Ondanks maatregelen die de voorbije twee regeringen genomen hebben om de werkloosheidsval te beperken (werkbonus voor lage lonen, jobkorting, …), blijft die dus nog altijd bestaan. Er is al iets gedaan, maar het is nog niet voldoende. In academische kringen werden al verschillende pistes gelanceerd. Belastingvrije sommen of een gerichte vermindering van werknemersbijdragen kunnen het loon van de laagverdieners opdrijven zonder de loonkosten te verhogen. En vorige week nog pleitten arbeidsmarktspecialisten Marc De Vos en Joep Konings voor het invoeren van een systeem van progressiviteit in de sociale bijdragen, waardoor alle lonen minder met bijdragen worden belast, maar de lagere lonen nog minder dan de hogere. Dat kan federaal geregeld worden. “Klopt,” zegt Luc De Bruyckere. “Maar je mag ook niet vergeten dat de arbeidsmobiliteit in Wallonië zeer laag ligt. Er zijn grote verschillen tussen noord en zuid, en daarom pleit ik voor een regionalisering van het arbeidsmarktbeleid. Maar het is voor mij geen fetisj. Als er federaal een gedifferentieerd beleid wordt gevoerd, kan ik me daar ook in vinden. Maar het is de voorbije twintig jaar niet gebeurd.”

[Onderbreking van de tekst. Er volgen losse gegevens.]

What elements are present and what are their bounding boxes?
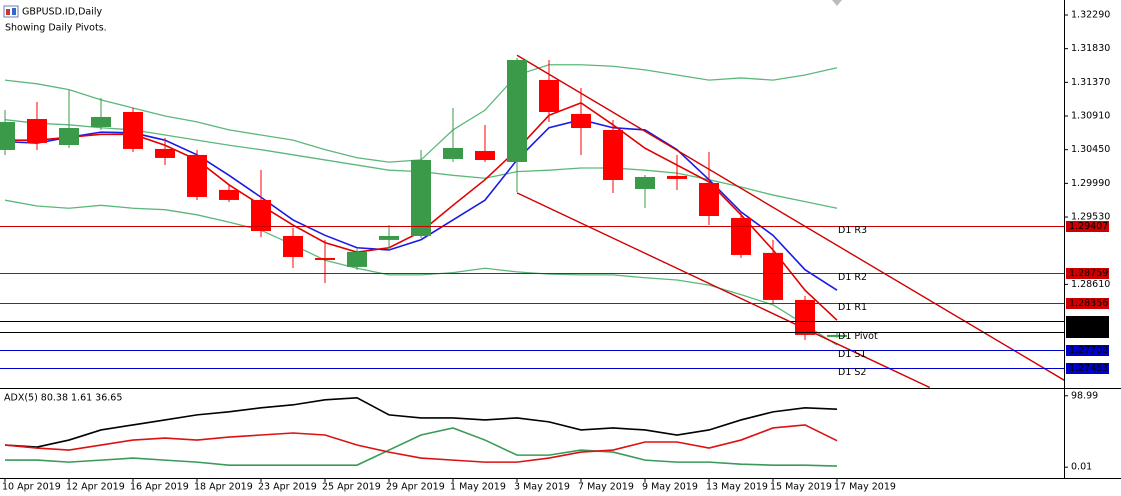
x-tick-label: 12 Apr 2019 — [66, 482, 125, 493]
adx-line — [4, 424, 838, 463]
chart-subtitle: Showing Daily Pivots. — [5, 23, 107, 34]
candle-body — [123, 111, 143, 149]
main-plot — [0, 54, 1064, 388]
x-tick-label: 17 May 2019 — [834, 482, 896, 493]
x-tick-label: 23 Apr 2019 — [258, 482, 317, 493]
price-tag — [1066, 363, 1109, 374]
price-tag-label: 1.28759 — [1069, 268, 1108, 279]
candle-body — [603, 129, 623, 180]
indicator-line — [4, 199, 838, 346]
x-tick-label: 15 May 2019 — [770, 482, 832, 493]
candle-body — [283, 235, 303, 257]
x-tick-label: 7 May 2019 — [578, 482, 634, 493]
candle-body — [379, 235, 399, 240]
symbol-icon — [3, 5, 19, 18]
y-tick-label: 1.31370 — [1071, 77, 1110, 88]
symbol-icon-part — [6, 9, 10, 15]
indicator-title: ADX(5) 80.38 1.61 36.65 — [4, 393, 122, 404]
chart-title: GBPUSD.ID,Daily — [22, 7, 102, 18]
y-tick-label: 1.29530 — [1071, 212, 1110, 223]
price-tag-label: 1.27708 — [1069, 345, 1108, 356]
x-tick-label: 29 Apr 2019 — [386, 482, 445, 493]
adx-plot — [4, 396, 838, 467]
y-tick-label: 1.29990 — [1071, 178, 1110, 189]
y-tick-label: 1.31830 — [1071, 43, 1110, 54]
y-tick-label: 1.30450 — [1071, 144, 1110, 155]
candle-body — [763, 252, 783, 300]
x-tick-label: 10 Apr 2019 — [2, 482, 61, 493]
candle-body — [411, 160, 431, 236]
candle-body — [827, 334, 847, 337]
pivot-label: D1 R3 — [838, 225, 867, 236]
x-tick-label: 16 Apr 2019 — [130, 482, 189, 493]
trendline — [516, 54, 1064, 381]
x-tick-label: 25 Apr 2019 — [322, 482, 381, 493]
trendline — [516, 192, 931, 388]
candle-body — [443, 147, 463, 159]
candle-body — [251, 199, 271, 231]
x-tick-label: 9 May 2019 — [642, 482, 698, 493]
pivot-label: D1 R2 — [838, 272, 867, 283]
adx-line — [5, 427, 838, 467]
price-tag-label: 1.28111 — [1069, 316, 1108, 327]
y-tick-label: 1.28610 — [1071, 279, 1110, 290]
pivot-label: D1 S1 — [838, 349, 866, 360]
x-tick-label: 13 May 2019 — [706, 482, 768, 493]
candle-body — [155, 148, 175, 158]
symbol-icon-part — [12, 8, 16, 15]
shift-marker — [832, 0, 842, 6]
candle-body — [667, 175, 687, 179]
candle-body — [347, 251, 367, 267]
candle-body — [475, 150, 495, 161]
x-tick-label: 18 Apr 2019 — [194, 482, 253, 493]
price-tag — [1066, 221, 1109, 232]
pivot-label: D1 R1 — [838, 302, 867, 313]
price-tag-label: 1.27463 — [1069, 363, 1108, 374]
pivot-label: D1 S2 — [838, 367, 866, 378]
x-tick-label: 1 May 2019 — [450, 482, 506, 493]
candle-body — [507, 60, 527, 162]
price-tag-label: 1.27960 — [1069, 327, 1108, 338]
pivot-label: D1 Pivot — [838, 331, 878, 342]
y-tick-label: 98.99 — [1071, 390, 1098, 401]
candle-body — [0, 122, 15, 150]
price-tag — [1066, 298, 1109, 309]
price-tag — [1066, 268, 1109, 279]
candle-body — [571, 113, 591, 129]
candle-body — [731, 217, 751, 255]
candle-body — [27, 119, 47, 143]
candle-body — [795, 299, 815, 335]
price-tag — [1066, 327, 1109, 338]
candle-body — [59, 128, 79, 145]
price-tag — [1066, 345, 1109, 356]
y-tick-label: 0.01 — [1071, 462, 1092, 473]
candle-body — [91, 116, 111, 127]
y-tick-label: 1.30910 — [1071, 111, 1110, 122]
adx-line — [4, 396, 838, 448]
candle-body — [187, 154, 207, 197]
candle-body — [635, 176, 655, 189]
price-tag — [1066, 316, 1109, 327]
candle-body — [539, 80, 559, 112]
price-tag-label: 1.29407 — [1069, 221, 1108, 232]
candle-body — [219, 189, 239, 200]
candle-body — [315, 258, 335, 260]
candle-body — [699, 182, 719, 216]
x-tick-label: 3 May 2019 — [514, 482, 570, 493]
price-tag-label: 1.28356 — [1069, 298, 1108, 309]
indicator-line — [4, 118, 838, 291]
y-tick-label: 1.32290 — [1071, 10, 1110, 21]
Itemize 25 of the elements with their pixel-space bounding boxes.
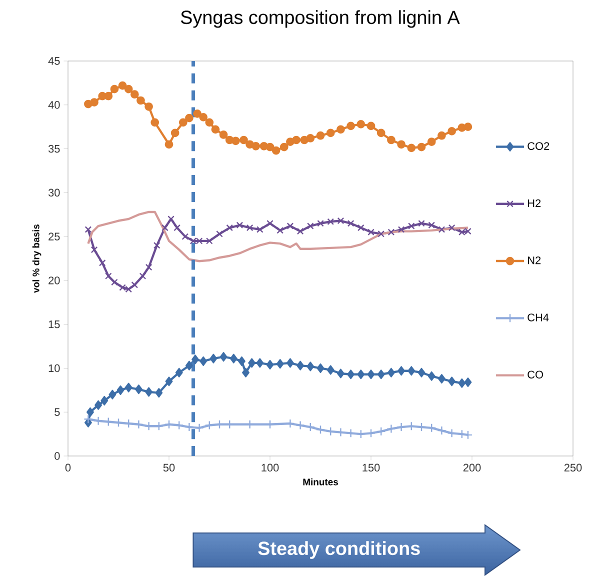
x-tick-label: 0: [65, 464, 71, 472]
x-axis-title: Minutes: [303, 478, 338, 486]
y-tick-label: 5: [54, 408, 60, 416]
legend-label: CO: [528, 370, 544, 378]
y-tick-label: 35: [48, 144, 60, 153]
y-tick-label: 30: [48, 188, 60, 197]
legend-label: N2: [528, 256, 541, 264]
legend-label: CO2: [528, 142, 550, 150]
x-tick-label: 100: [262, 464, 279, 472]
y-tick-label: 10: [48, 364, 60, 372]
y-tick-label: 40: [48, 101, 60, 109]
text: Steady conditions: [258, 541, 420, 559]
y-tick-label: 20: [48, 276, 60, 284]
chart-title: Syngas composition from lignin A: [180, 10, 460, 28]
x-tick-label: 150: [362, 464, 380, 472]
x-tick-label: 200: [463, 464, 481, 472]
x-tick-label: 50: [163, 464, 175, 472]
y-tick-label: 15: [48, 320, 60, 328]
y-axis-title: vol % dry basis: [32, 224, 42, 293]
legend-label: H2: [528, 199, 541, 207]
y-tick-label: 25: [48, 232, 60, 240]
y-tick-label: 0: [54, 452, 60, 460]
legend-label: CH4: [528, 314, 549, 322]
x-tick-label: 250: [564, 464, 582, 472]
y-tick-label: 45: [48, 57, 60, 65]
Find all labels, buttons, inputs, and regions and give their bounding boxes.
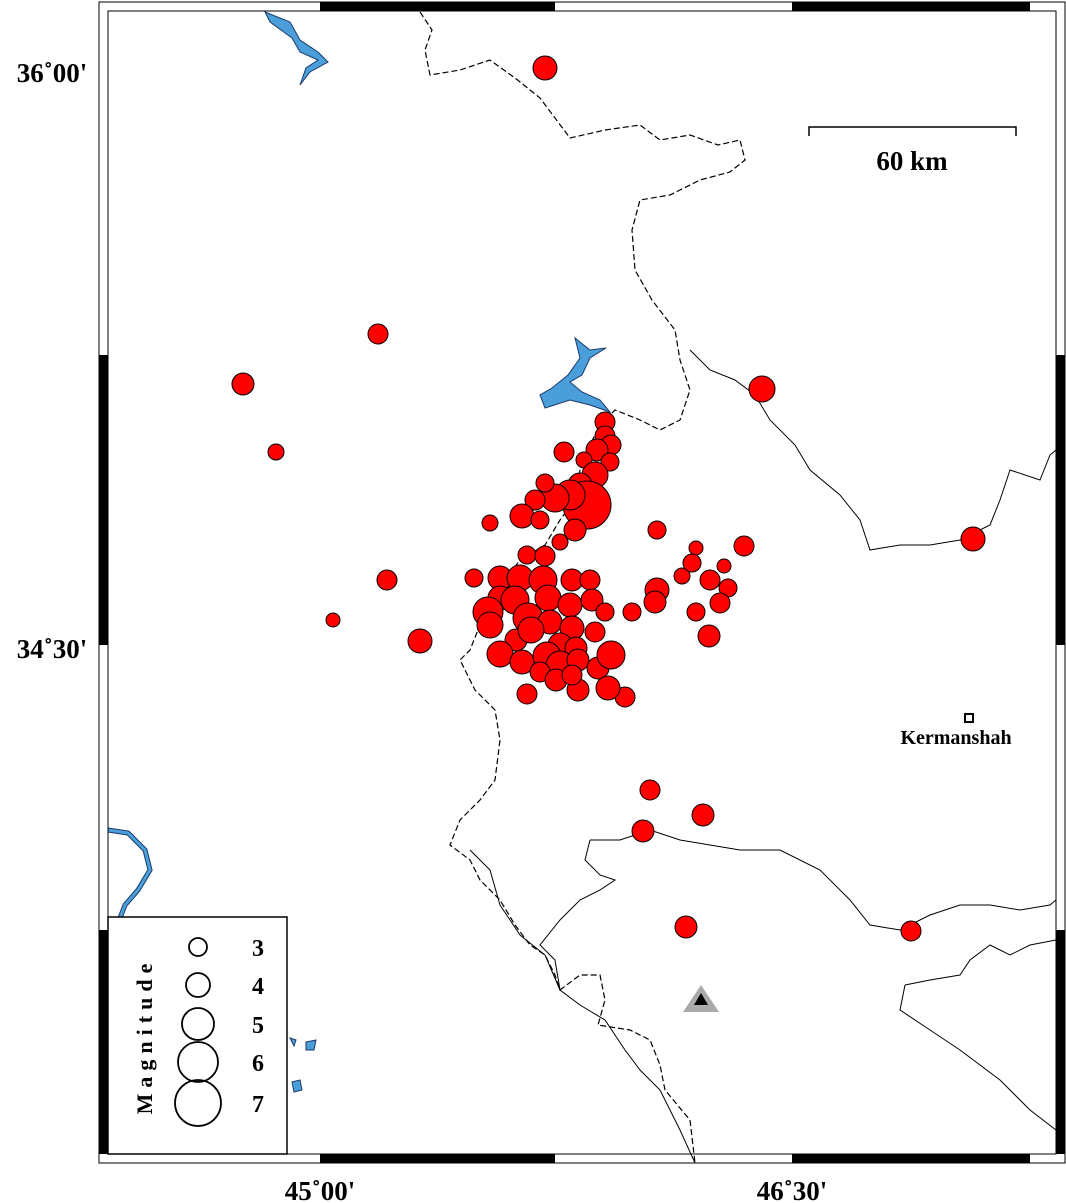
earthquake [697,624,721,648]
earthquake [900,920,922,942]
earthquake [509,503,535,529]
earthquake [553,441,575,463]
legend-symbol [181,1007,215,1041]
earthquake [699,569,721,591]
earthquake [532,55,558,81]
earthquake [595,602,615,622]
border [590,829,1057,931]
legend-symbol [185,972,211,998]
legend-label: 7 [252,1092,264,1118]
earthquake [535,473,555,493]
earthquake [595,675,621,701]
earthquake [481,514,499,532]
legend-symbol [174,1079,222,1127]
earthquake [643,590,667,614]
earthquake [267,443,285,461]
earthquake [584,621,606,643]
earthquake [325,612,341,628]
legend-label: 5 [252,1013,264,1039]
earthquake [960,526,986,552]
earthquake [476,611,504,639]
frame-band [792,1154,1030,1163]
earthquake [486,640,514,668]
lake [263,11,329,86]
earthquake [530,510,550,530]
earthquake [647,520,667,540]
earthquake [674,915,698,939]
earthquake [733,535,755,557]
city-label: Kermanshah [900,727,1011,749]
lat-label: 36˚00' [17,58,88,88]
legend-symbol [188,937,208,957]
lat-label: 34˚30' [17,634,88,664]
legend-label: 4 [252,974,264,1000]
earthquake [376,569,398,591]
legend-label: 6 [252,1051,264,1077]
earthquake [585,438,609,462]
earthquake [622,602,642,622]
frame [98,1,1066,1164]
earthquake [551,533,569,551]
earthquake [639,779,661,801]
border [469,849,696,1164]
map-features [107,11,1057,1164]
frame-band [99,930,108,1154]
earthquake [688,540,704,556]
earthquake [631,819,655,843]
earthquake [748,375,776,403]
earthquake [407,628,433,654]
earthquake [534,545,556,567]
scale-line [808,126,1017,136]
scale-label: 60 km [876,146,948,176]
legend-items: 3 4 5 6 7 [174,936,264,1127]
earthquake [516,683,538,705]
frame-band [320,2,555,11]
city-marker [964,713,974,723]
scale-bar: 60 km [808,126,1017,176]
earthquake [691,803,715,827]
earthquake [517,616,545,644]
lake [539,336,612,414]
earthquake [580,588,604,612]
lon-label: 46˚30' [757,1176,828,1203]
border [899,939,1057,1131]
volcano [683,985,719,1012]
earthquake [231,372,255,396]
earthquake [524,489,546,511]
earthquake [686,602,706,622]
triangle-inner [694,993,708,1005]
frame-band [1056,930,1065,1154]
earthquake [464,568,484,588]
legend-title: Magnitude [132,958,157,1115]
earthquake [579,569,601,591]
earthquake [557,592,583,618]
lake [289,1037,317,1093]
city: Kermanshah [900,713,1012,749]
frame-band [320,1154,555,1163]
legend-label: 3 [252,936,264,962]
frame-band [99,355,108,645]
earthquake [561,664,583,686]
earthquake [600,452,620,472]
earthquake [517,545,537,565]
earthquake [682,553,702,573]
lon-label: 45˚00' [285,1176,356,1203]
earthquake [709,592,731,614]
earthquake [596,640,626,670]
earthquake [367,323,389,345]
frame-band [792,2,1030,11]
legend-symbol [177,1041,219,1083]
earthquake [563,518,587,542]
legend: Magnitude 3 4 5 6 7 [107,916,288,1155]
earthquake [716,558,732,574]
earthquakes [231,55,986,942]
frame-band [1056,355,1065,645]
border [539,839,617,991]
river [107,828,152,919]
earthquake [673,567,691,585]
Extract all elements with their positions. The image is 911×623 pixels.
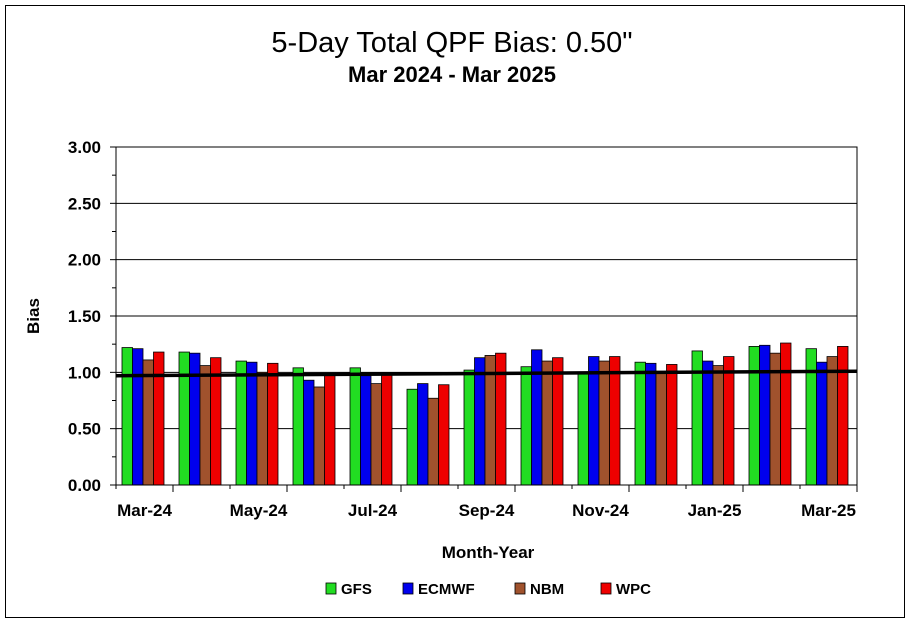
bar-ecmwf-oct-24 [531,349,543,486]
y-axis: 0.00 0.50 1.00 1.50 2.00 2.50 3.00 [68,138,116,495]
x-tick-label: Mar-25 [801,501,856,520]
bar-gfs-mar-25 [805,348,817,486]
bar-ecmwf-jan-25 [702,360,714,486]
bar-nbm-apr-24 [199,365,211,486]
legend-label-nbm: NBM [530,581,564,598]
legend-label-gfs: GFS [341,581,372,598]
bar-gfs-oct-24 [520,366,532,486]
trend-line [115,369,858,378]
y-axis-title: Bias [24,298,43,334]
bar-wpc-aug-24 [438,384,450,486]
bar-nbm-dec-24 [655,371,667,486]
bar-wpc-dec-24 [666,364,678,486]
x-axis-title: Month-Year [442,543,535,562]
bar-wpc-jan-25 [723,356,735,486]
bar-wpc-jun-24 [324,374,336,486]
y-tick-label: 2.50 [68,194,101,213]
chart-title: 5-Day Total QPF Bias: 0.50" [271,27,632,59]
bar-ecmwf-mar-25 [816,361,828,486]
bar-nbm-jan-25 [712,365,724,486]
bar-gfs-aug-24 [406,388,418,486]
bar-wpc-jul-24 [381,374,393,486]
bar-ecmwf-jun-24 [303,379,315,486]
bar-nbm-jun-24 [313,386,325,486]
bar-wpc-may-24 [267,362,279,486]
x-tick-label: Jul-24 [348,501,398,520]
bar-ecmwf-nov-24 [588,356,600,486]
legend-label-ecmwf: ECMWF [418,581,475,598]
bar-gfs-may-24 [235,360,247,486]
bar-ecmwf-apr-24 [189,352,201,486]
y-tick-label: 2.00 [68,251,101,270]
bar-nbm-aug-24 [427,397,439,486]
x-tick-label: Jan-25 [688,501,742,520]
bars [121,342,849,486]
bar-wpc-nov-24 [609,356,621,486]
bar-wpc-feb-25 [780,342,792,486]
bar-gfs-nov-24 [577,373,589,486]
y-tick-label: 0.00 [68,476,101,495]
bar-ecmwf-feb-25 [759,344,771,486]
legend-swatch-ecmwf [402,582,414,595]
legend-swatch-wpc [600,582,612,595]
chart-subtitle: Mar 2024 - Mar 2025 [348,62,556,87]
y-tick-label: 0.50 [68,420,101,439]
bar-ecmwf-sep-24 [474,357,486,486]
bar-wpc-oct-24 [552,357,564,486]
bar-gfs-feb-25 [748,346,760,486]
bar-gfs-apr-24 [178,351,190,486]
legend: GFS ECMWF NBM WPC [325,581,651,598]
legend-swatch-gfs [325,582,337,595]
bar-nbm-nov-24 [598,360,610,486]
bar-ecmwf-may-24 [246,361,258,486]
legend-label-wpc: WPC [616,581,651,598]
legend-swatch-nbm [514,582,526,595]
x-tick-label: Nov-24 [572,501,629,520]
chart-frame [5,5,905,618]
bar-gfs-dec-24 [634,361,646,486]
bar-gfs-mar-24 [121,347,133,486]
bar-gfs-sep-24 [463,369,475,486]
bar-gfs-jun-24 [292,367,304,486]
bar-nbm-jul-24 [370,383,382,486]
bar-wpc-mar-25 [837,346,849,486]
bar-ecmwf-dec-24 [645,362,657,486]
bar-nbm-oct-24 [541,360,553,486]
y-tick-label: 1.00 [68,363,101,382]
bar-wpc-mar-24 [153,351,165,486]
bar-nbm-mar-24 [142,359,154,486]
x-tick-label: Mar-24 [117,501,172,520]
x-axis: Mar-24 May-24 Jul-24 Sep-24 Nov-24 Jan-25 Mar-… [115,485,858,520]
bar-ecmwf-mar-24 [132,348,144,486]
bar-ecmwf-aug-24 [417,383,429,486]
bar-nbm-mar-25 [826,356,838,486]
bar-nbm-may-24 [256,371,268,486]
y-tick-label: 3.00 [68,138,101,157]
x-tick-label: Sep-24 [459,501,515,520]
bar-ecmwf-jul-24 [360,375,372,486]
y-tick-label: 1.50 [68,307,101,326]
x-tick-label: May-24 [230,501,288,520]
bar-gfs-jul-24 [349,367,361,486]
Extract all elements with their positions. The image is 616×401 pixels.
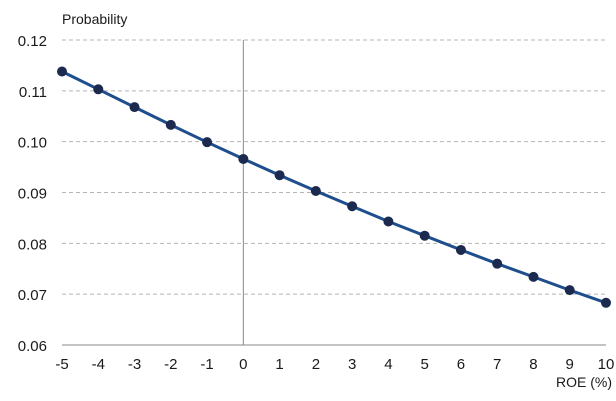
axes <box>62 40 606 346</box>
y-tick-label: 0.10 <box>18 135 47 152</box>
data-point <box>238 153 249 164</box>
x-tick-label: 4 <box>384 356 392 373</box>
data-point <box>455 244 466 255</box>
data-point <box>601 297 611 308</box>
y-tick-label: 0.11 <box>19 84 47 101</box>
axis-labels: Probability ROE (%) 0.06 0.07 0.08 0.09 0.10… <box>18 11 615 390</box>
y-tick-label: 0.06 <box>18 338 47 355</box>
x-tick-label: -1 <box>200 356 213 373</box>
data-point <box>93 84 104 95</box>
x-tick-label: 9 <box>566 356 574 373</box>
data-point <box>492 258 503 269</box>
x-tick-label: 2 <box>312 356 320 373</box>
data-point <box>419 230 430 241</box>
series-line <box>60 70 608 305</box>
data-point <box>129 102 140 113</box>
x-tick-label: 7 <box>493 356 501 373</box>
grid-lines <box>62 39 606 295</box>
x-tick-label: -2 <box>164 356 177 373</box>
x-tick-label: 10 <box>598 356 615 373</box>
x-tick-label: 0 <box>239 356 247 373</box>
data-points <box>57 66 611 308</box>
data-point <box>528 271 539 282</box>
data-point <box>383 216 394 227</box>
x-tick-label: 6 <box>457 356 465 373</box>
x-tick-label: 8 <box>529 356 537 373</box>
data-point <box>347 201 358 212</box>
series-line-path <box>60 70 608 305</box>
y-tick-label: 0.08 <box>18 236 47 253</box>
data-point <box>564 285 575 296</box>
x-tick-label: 5 <box>420 356 428 373</box>
data-point <box>57 66 67 77</box>
y-axis-title: Probability <box>62 11 127 27</box>
x-tick-label: -4 <box>92 356 105 373</box>
data-point <box>310 185 321 196</box>
y-tick-label: 0.09 <box>18 186 47 203</box>
x-tick-label: -5 <box>55 356 68 373</box>
data-point <box>274 170 285 181</box>
x-tick-label: 1 <box>275 356 283 373</box>
data-point <box>165 119 176 130</box>
x-tick-label: -3 <box>128 356 141 373</box>
x-axis-title: ROE (%) <box>556 374 612 390</box>
x-tick-label: 3 <box>348 356 356 373</box>
y-tick-label: 0.07 <box>18 287 47 304</box>
data-point <box>202 137 213 148</box>
y-tick-label: 0.12 <box>18 33 47 50</box>
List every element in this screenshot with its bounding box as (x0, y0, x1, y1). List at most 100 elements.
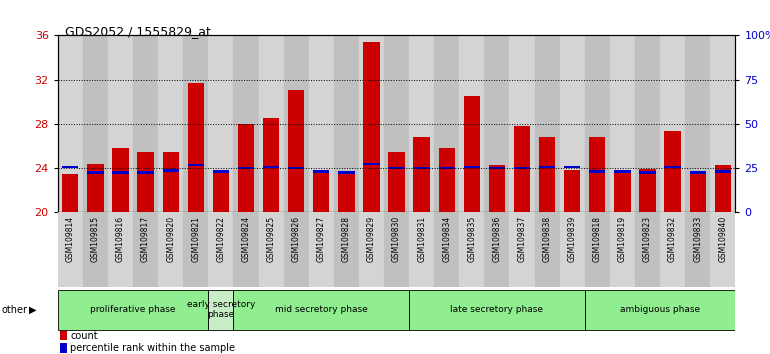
Bar (409, 212, 434, 287)
Bar (133, 35, 158, 212)
Bar (635, 35, 660, 212)
Bar (690, 171, 706, 174)
Bar (614, 170, 631, 173)
Bar (534, 35, 560, 212)
Bar (484, 212, 510, 287)
Bar (514, 126, 531, 212)
Bar (660, 35, 685, 212)
Bar (233, 35, 259, 212)
Bar (384, 35, 409, 212)
Text: GSM109815: GSM109815 (91, 216, 100, 262)
Bar (62, 166, 79, 168)
Bar (539, 137, 555, 212)
Text: mid secretory phase: mid secretory phase (275, 305, 367, 314)
Bar (188, 164, 204, 166)
Bar (313, 172, 330, 212)
Text: GSM109821: GSM109821 (191, 216, 200, 262)
Bar (283, 35, 309, 212)
Bar (489, 167, 505, 169)
Bar (564, 170, 581, 212)
Bar (685, 212, 710, 287)
Bar (464, 166, 480, 168)
Bar (560, 35, 584, 212)
Bar (133, 212, 158, 287)
Text: GSM109822: GSM109822 (216, 216, 226, 262)
Bar (213, 170, 229, 173)
Bar (514, 167, 531, 169)
Bar (58, 212, 83, 287)
Text: percentile rank within the sample: percentile rank within the sample (71, 343, 236, 353)
Bar (639, 171, 656, 174)
Text: GSM109827: GSM109827 (316, 216, 326, 262)
Bar (309, 35, 334, 212)
Bar (639, 169, 656, 212)
Bar (710, 212, 735, 287)
Bar (413, 137, 430, 212)
Bar (108, 35, 133, 212)
Bar (510, 35, 534, 212)
Text: count: count (71, 331, 98, 341)
FancyBboxPatch shape (209, 290, 233, 331)
Text: GSM109836: GSM109836 (493, 216, 501, 262)
Text: GSM109837: GSM109837 (517, 216, 527, 262)
Bar (259, 212, 283, 287)
Bar (87, 171, 103, 174)
Bar (584, 212, 610, 287)
Bar (334, 212, 359, 287)
Text: GSM109826: GSM109826 (292, 216, 300, 262)
Bar (58, 35, 83, 212)
Bar (439, 148, 455, 212)
Text: ▶: ▶ (29, 305, 37, 315)
Bar (137, 171, 154, 174)
Bar (484, 35, 510, 212)
Bar (263, 118, 280, 212)
Bar (338, 171, 354, 212)
Bar (112, 171, 129, 174)
Text: GSM109823: GSM109823 (643, 216, 652, 262)
FancyBboxPatch shape (58, 290, 209, 331)
Bar (162, 169, 179, 172)
Text: GSM109830: GSM109830 (392, 216, 401, 262)
Bar (388, 152, 405, 212)
Bar (564, 166, 581, 168)
Bar (359, 35, 384, 212)
Bar (233, 212, 259, 287)
Bar (534, 212, 560, 287)
Text: ambiguous phase: ambiguous phase (620, 305, 700, 314)
Text: GSM109825: GSM109825 (266, 216, 276, 262)
Bar (83, 212, 108, 287)
Bar (108, 212, 133, 287)
Bar (434, 35, 459, 212)
Bar (589, 137, 605, 212)
Text: GSM109833: GSM109833 (693, 216, 702, 262)
Bar (665, 131, 681, 212)
Bar (188, 83, 204, 212)
Bar (510, 212, 534, 287)
Bar (259, 35, 283, 212)
Bar (60, 343, 66, 353)
Bar (313, 170, 330, 173)
Bar (660, 212, 685, 287)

De Bruyckere sluit zich ook aan bij de recente Voka-stelling dat een splitsing geen must is als de regio’s bereid zijn extra responsabilisering toe te laten. Regio’s die werklozen op een efficiënte manier aan het werk helpen en bepaalde targets qua tewerkstelling halen, zouden dan een bonus krijgen. Wie de doelstellingen niet haalt, moet (financieel) gesanctioneerd worden. “Regionalisering ligt bij mijn Waalse collega’s zeer moeilijk. Met het Voka-pleidooi voor meer responsabilisering kunnen ze makkelijker leven,” besluit De Bruyckere.